When compared to hiring other experienced producers, the economics associated with hiring young producers can be attractive. As might be expected, the initial investment (salary) in a young producer is typically much lower than that of an experienced producer.
However, we also determined that successful young producers can perform at a level comparable to successful producers of all ages when give the appropriate resources.
Given the difficult economic environment we find ourselves in, both the relatively low initial investment of a young producer and the ability to generate organic growth for the firm could prove to be attractive.
With all that said, hiring, training and retaining young producers is a different game. Those firms that will succeed must do four things well.
• First, if they want to recruit college kids, they must establish a presence on college campuses as a means to identify the best talent.
• Second, the firms should invest in mentoring of the young producers to the point that mentoring becomes part of their firm’s culture.
• Third, young producers should be hired in classes, fostering a collegial bond among the young producers.
• Fourth, the young producers should be provided with resources that will make them successful.
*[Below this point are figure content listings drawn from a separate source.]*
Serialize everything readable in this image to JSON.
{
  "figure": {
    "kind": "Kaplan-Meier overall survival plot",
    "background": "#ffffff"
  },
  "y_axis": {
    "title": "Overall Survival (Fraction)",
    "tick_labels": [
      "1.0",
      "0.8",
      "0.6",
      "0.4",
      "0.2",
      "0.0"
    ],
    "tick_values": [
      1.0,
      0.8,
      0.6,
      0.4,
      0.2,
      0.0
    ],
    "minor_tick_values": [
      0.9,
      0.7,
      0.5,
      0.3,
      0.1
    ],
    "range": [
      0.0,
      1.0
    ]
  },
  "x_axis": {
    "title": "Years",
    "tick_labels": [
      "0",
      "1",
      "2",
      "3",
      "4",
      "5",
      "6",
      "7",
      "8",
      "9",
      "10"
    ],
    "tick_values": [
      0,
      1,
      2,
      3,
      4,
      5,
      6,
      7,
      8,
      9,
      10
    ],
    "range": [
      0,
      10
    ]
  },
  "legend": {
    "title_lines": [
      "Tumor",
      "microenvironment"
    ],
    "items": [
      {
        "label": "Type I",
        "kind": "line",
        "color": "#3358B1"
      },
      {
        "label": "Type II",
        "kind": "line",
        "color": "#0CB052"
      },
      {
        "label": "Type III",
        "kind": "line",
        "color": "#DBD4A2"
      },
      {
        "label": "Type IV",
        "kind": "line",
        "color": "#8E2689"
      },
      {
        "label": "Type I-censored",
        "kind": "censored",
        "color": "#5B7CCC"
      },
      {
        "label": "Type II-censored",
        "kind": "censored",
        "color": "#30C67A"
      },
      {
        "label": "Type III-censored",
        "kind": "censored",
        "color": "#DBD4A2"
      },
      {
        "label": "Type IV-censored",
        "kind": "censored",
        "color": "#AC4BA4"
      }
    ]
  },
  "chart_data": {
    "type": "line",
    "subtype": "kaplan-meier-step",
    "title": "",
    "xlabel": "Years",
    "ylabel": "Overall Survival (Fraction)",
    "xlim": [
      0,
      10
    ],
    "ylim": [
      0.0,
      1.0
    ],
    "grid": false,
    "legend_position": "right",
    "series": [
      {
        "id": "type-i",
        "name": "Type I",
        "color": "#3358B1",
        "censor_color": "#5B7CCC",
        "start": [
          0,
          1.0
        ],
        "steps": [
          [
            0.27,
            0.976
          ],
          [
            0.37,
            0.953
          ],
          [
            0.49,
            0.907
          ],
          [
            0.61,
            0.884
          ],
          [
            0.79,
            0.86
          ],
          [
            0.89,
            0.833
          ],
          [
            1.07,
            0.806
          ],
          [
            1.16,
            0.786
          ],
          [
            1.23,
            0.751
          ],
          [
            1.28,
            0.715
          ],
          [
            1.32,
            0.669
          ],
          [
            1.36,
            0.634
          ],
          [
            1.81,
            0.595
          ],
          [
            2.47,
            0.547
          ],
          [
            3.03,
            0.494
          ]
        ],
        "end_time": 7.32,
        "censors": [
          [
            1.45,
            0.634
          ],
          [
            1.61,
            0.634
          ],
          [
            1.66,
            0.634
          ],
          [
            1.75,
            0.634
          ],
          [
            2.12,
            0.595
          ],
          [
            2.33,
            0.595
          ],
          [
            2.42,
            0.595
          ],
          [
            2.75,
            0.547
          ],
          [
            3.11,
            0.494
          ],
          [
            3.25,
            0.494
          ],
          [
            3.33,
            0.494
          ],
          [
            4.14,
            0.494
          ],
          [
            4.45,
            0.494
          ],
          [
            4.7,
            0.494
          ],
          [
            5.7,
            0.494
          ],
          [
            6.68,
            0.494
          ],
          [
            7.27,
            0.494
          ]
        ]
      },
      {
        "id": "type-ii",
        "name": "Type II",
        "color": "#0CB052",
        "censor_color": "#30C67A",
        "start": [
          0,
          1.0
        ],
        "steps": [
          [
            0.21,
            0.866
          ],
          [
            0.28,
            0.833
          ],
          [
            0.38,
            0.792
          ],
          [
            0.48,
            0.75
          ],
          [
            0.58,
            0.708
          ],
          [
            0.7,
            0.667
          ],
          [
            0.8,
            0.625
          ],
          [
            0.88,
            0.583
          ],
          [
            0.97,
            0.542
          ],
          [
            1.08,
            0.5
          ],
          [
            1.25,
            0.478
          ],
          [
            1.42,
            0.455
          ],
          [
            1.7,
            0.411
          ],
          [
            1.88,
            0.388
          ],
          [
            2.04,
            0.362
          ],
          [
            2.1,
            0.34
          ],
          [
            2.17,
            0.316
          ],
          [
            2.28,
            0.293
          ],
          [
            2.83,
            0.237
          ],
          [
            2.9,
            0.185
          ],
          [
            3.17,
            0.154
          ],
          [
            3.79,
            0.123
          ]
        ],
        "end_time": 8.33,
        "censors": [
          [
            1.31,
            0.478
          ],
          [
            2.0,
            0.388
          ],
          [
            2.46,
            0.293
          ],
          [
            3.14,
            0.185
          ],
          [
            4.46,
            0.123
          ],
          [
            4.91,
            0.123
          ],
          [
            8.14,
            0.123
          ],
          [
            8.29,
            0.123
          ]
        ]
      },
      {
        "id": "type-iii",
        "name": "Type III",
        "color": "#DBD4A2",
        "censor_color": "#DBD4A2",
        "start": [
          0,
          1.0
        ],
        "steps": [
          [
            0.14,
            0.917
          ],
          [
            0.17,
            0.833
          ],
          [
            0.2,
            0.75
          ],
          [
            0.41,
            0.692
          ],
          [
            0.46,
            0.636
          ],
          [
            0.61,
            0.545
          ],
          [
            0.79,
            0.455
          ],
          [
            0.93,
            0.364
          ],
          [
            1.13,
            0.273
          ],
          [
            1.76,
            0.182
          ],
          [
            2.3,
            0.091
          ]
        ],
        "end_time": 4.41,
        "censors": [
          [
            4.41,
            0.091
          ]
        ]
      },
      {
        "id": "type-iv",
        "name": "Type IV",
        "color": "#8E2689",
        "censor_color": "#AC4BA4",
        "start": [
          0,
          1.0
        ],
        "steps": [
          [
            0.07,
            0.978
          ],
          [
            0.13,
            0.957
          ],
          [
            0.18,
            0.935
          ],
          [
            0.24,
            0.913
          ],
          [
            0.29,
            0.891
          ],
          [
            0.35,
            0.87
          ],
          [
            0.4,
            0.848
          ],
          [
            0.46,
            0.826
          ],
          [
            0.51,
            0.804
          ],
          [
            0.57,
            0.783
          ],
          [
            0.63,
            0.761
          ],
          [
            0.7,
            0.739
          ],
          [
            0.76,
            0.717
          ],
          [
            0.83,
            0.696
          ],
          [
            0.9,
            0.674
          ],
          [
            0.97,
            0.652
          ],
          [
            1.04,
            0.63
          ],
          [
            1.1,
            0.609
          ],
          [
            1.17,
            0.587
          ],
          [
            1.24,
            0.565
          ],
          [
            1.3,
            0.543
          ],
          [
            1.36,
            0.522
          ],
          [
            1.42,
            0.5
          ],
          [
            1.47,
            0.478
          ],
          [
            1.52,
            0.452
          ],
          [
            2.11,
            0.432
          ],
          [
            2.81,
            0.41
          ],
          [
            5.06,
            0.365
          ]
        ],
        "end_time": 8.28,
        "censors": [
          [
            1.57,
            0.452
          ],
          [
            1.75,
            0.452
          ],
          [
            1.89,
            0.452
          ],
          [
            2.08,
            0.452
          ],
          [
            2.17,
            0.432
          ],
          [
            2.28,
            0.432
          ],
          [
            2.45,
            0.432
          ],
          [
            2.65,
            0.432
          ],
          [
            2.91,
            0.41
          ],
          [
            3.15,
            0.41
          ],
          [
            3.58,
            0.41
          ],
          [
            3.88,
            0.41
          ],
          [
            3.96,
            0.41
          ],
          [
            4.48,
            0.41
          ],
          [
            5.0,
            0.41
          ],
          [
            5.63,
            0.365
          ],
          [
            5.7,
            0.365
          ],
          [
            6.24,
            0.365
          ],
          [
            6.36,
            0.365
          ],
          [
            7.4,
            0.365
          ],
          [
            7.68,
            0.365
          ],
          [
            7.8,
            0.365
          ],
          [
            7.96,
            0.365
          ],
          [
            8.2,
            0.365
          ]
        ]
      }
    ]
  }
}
In summary, young producers will not be able to rely only on experience to win business, and firms that can provide support to young producers via experienced producers or in-house risk management or other resources will have greater success.
None of this is to say that hiring experienced or “older producers” is a bad idea. However, “The Young Producer Study” confirmed our suspicion that a large, untapped resource exists for firms in their search for production talent.
There are compelling advantages young producers can bring to firms from a cultural perspective in the form of energy and enthusiasm, as well as practical advantages from the perspective of shareholder return and client relationship perpetuation.
While it won’t work for everyone, the opportunity to hire and develop young producers is compelling and worth exploring.
Brian McNeely (Bmcneely@reaganconsulting.com) is a consultant and Angi Bemiss(Angi@reaganconsulting.com) is senior vice president at Reagan Consulting Inc., an Atlanta-based management consulting firm that developed and produces the “Independent Insurance Agents and Brokers of America Best Practices Study.” More information about the firm can be found at www.reaganconsulting.com.